IL CASO

Scuola, inizio anno a ostacoli
appello bipartisan al ministro

“Subito 250 professori per tamponare l’emergenza dopo il caos concorso”. Regione
sindacati e provveditore sono uniti: “Si anticipi di un mese la sentenza sui presidi”

di Tiziana De Giorgio la Repubblica di Milano, 7.9.2012

Subito 250 insegnanti in più, per tamponare l’emergenza nelle scuole. E un anticipo di un mese della sentenza definitiva del Consiglio di Stato, al momento fissata per il 20 novembre. È la richiesta inviata al ministero dell’Istruzione dal Pirellone, che con due mozioni bipartisan approvate in Consiglio regionale chiede al ministro Francesco Profumo di uscire dal silenzio e trovare soluzioni per arginare il caos scatenato dall’annullamento del maxi-concorso per presidi.

Una mossa condivisa con i sindacati della scuola, i rappresentanti dei presidi e l'Ufficio scolastico regionale, durante un vertice urgente convocato dall’assessore all’Istruzione, Valentina Aprea. Per colmare la voragine di dirigenti negli istituti scolastici - quasi mille si ritrovano con un preside a mezzo servizio - la scuola lombarda vuole da Roma l’invio di un nuovo contingente di professori per consentire alle scuole guidate un reggente di avere un vicario esonerato dall’insegnamento che possa mandare avanti l’istituto a tempo pieno.

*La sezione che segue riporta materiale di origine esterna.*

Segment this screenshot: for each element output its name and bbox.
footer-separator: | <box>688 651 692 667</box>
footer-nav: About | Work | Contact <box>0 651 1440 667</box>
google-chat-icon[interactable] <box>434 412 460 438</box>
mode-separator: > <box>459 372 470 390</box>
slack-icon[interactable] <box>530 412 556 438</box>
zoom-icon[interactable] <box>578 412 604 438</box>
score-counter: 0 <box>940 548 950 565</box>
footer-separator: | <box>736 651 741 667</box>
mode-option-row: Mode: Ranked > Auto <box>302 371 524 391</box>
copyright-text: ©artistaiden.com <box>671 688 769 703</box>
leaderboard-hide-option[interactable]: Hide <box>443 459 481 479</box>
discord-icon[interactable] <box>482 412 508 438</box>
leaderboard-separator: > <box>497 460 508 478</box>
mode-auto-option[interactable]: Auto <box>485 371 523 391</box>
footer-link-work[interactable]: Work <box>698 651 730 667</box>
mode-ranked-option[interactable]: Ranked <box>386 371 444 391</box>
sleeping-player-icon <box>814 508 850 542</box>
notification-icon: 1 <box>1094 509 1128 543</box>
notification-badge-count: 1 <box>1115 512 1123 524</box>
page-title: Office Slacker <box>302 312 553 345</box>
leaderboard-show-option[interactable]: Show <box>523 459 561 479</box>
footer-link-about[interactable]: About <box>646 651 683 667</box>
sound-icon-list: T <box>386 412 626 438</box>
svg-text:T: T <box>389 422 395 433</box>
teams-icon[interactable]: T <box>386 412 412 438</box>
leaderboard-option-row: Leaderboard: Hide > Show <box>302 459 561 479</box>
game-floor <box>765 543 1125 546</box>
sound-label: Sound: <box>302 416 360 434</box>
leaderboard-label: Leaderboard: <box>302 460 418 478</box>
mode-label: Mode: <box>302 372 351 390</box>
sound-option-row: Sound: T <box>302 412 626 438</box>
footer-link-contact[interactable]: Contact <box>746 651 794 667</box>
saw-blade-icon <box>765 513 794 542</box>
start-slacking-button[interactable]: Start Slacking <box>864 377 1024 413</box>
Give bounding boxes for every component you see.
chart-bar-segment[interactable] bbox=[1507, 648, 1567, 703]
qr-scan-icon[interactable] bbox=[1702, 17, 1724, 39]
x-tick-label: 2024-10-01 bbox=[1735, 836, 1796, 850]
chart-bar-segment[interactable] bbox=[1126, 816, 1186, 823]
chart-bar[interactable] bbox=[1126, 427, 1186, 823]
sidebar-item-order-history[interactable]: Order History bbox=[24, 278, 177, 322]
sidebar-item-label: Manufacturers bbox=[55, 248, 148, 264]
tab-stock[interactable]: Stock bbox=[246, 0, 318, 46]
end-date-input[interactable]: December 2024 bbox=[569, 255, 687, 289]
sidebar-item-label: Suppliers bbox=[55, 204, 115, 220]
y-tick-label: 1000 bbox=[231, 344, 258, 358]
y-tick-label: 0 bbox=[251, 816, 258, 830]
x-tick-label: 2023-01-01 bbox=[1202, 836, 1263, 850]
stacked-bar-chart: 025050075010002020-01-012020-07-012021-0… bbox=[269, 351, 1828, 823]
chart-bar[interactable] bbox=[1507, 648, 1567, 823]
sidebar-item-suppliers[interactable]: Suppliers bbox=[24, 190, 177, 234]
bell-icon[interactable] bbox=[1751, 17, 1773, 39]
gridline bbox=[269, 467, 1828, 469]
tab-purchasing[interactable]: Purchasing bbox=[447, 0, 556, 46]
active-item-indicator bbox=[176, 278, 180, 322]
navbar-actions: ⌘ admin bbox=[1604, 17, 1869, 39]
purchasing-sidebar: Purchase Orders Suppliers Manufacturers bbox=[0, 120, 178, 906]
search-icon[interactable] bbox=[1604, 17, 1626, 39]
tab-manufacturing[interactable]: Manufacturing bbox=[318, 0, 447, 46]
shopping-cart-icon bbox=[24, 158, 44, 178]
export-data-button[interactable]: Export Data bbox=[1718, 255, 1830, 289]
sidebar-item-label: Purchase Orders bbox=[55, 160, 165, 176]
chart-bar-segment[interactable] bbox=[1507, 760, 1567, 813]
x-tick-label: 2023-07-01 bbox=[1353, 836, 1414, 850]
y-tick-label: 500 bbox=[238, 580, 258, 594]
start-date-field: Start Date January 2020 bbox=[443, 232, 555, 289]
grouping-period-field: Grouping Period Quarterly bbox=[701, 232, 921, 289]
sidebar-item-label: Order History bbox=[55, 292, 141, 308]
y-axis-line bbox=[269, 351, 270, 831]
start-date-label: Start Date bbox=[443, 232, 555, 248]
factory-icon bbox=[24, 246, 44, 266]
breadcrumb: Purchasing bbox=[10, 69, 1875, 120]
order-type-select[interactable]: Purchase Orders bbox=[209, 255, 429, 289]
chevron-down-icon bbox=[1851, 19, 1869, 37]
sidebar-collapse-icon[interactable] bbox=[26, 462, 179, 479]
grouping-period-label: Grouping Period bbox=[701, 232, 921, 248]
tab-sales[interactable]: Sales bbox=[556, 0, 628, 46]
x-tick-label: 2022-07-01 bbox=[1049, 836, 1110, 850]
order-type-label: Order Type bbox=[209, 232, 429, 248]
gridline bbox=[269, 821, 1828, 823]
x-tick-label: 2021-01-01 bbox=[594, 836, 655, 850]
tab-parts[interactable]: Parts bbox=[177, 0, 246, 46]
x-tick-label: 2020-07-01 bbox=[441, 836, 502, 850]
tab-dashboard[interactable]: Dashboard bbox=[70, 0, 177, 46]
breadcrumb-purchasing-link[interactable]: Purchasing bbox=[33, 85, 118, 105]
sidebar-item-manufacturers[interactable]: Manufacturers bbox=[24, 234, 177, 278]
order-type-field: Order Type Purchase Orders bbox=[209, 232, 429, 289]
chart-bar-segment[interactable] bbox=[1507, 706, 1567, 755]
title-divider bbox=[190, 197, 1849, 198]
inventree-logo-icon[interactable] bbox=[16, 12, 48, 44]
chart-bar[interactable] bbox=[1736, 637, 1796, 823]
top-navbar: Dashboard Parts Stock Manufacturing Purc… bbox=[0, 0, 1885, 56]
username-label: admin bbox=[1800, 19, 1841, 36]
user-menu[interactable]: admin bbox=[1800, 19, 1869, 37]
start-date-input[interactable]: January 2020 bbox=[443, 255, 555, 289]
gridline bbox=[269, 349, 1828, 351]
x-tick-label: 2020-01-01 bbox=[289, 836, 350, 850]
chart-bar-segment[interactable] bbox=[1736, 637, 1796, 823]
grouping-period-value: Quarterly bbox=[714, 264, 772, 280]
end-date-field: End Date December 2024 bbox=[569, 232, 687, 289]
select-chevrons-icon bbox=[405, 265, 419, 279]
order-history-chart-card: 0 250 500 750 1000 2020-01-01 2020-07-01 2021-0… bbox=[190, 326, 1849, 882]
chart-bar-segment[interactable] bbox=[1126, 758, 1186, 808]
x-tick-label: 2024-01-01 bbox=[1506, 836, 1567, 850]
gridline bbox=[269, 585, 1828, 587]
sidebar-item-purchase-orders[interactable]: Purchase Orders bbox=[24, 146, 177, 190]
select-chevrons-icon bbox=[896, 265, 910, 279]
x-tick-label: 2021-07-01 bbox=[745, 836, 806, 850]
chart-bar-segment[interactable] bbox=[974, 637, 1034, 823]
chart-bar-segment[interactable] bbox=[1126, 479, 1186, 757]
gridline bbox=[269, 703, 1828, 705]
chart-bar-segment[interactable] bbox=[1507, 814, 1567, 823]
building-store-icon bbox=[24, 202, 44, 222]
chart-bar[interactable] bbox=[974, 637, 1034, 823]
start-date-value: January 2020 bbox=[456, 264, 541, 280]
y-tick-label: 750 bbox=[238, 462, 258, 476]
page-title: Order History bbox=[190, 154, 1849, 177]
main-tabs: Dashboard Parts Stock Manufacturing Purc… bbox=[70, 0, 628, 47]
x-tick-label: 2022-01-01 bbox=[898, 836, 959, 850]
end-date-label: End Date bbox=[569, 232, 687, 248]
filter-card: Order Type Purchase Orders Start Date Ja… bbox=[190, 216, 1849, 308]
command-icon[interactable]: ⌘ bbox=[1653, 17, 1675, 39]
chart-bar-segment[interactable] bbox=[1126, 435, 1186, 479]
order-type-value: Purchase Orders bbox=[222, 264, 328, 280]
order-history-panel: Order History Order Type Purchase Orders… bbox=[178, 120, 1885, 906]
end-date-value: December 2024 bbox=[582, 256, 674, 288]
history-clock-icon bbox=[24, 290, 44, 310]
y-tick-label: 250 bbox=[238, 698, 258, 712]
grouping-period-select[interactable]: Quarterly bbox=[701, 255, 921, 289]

Al ministro Profumo viene poi chiesto di intervenire sui tempi, anticipando alla metà di ottobre l’udienza del Consiglio di Stato, in base a un decreto legislativo che consente, per motivi di particolare urgenza e gravità, di ottenere un dimezzamento dell’attesa stabilita inizialmente. «Bisogna fare presto - ha detto l’assessore Aprea - oltre alla situazione di emergenza creata dalla pronuncia del Consiglio di Stato, che ha bloccato l’insediamento di 355 nuovi dirigenti scolastici, nel prossimo anno scolastico avremo fino a 650 dirigenze da assegnare. Se non ci garantiamo per tempo la selezione dei dirigenti attraverso un esito favorevole dei ricorsi in atto o un nuovo concorso rischiamo di compromettere il funzionamento di due anni di scuola».

Nella mozione approvata da Pdl e Lega, poi, l’invito ad adoperarsi per far sì che, se i giudici dovessero ribaltare la decisione, i vincitori possano immediatamente prendere il proprio posto. All’interno della mozione del Pd, un ulteriore appello: che i posti vacanti in Lombardia non vengano coperti dai vincitori di altre regioni. «È necessario risolvere questo pasticcio conciliando il rispetto delle regole generali con le giuste aspirazioni dei singoli - ha detto il consigliere Fabio Pizzul - tenendo conto che al centro dell’attenzione devono esserci la scuola lombarda, ma soprattutto gli studenti e le loro famiglie».

Nel frattempo, dal direttore scolastico regionale arriva, attraverso una lettera, il ringraziamento ai presidi che in questi giorni si sono visti assegnare il doppio incarico, e un messaggio di solidarietà agli aspiranti presidi risultati idonei dal concorso bloccato. «Le loro legittime aspirazioni - ha scritto - coincidono totalmente con quelle dell’Ufficio scolastico regionale». Ma fra i ricorrenti che hanno ottenuto l’annullamento monta la protesta: «Ci stanno dipingendo come dei mostri - spiegano - ma questo caos non dipende da noi: le procedure non sono state regolari, lo hanno detto anche i giudici. È un nostro diritto chiedere che l’esame venga ripetuto».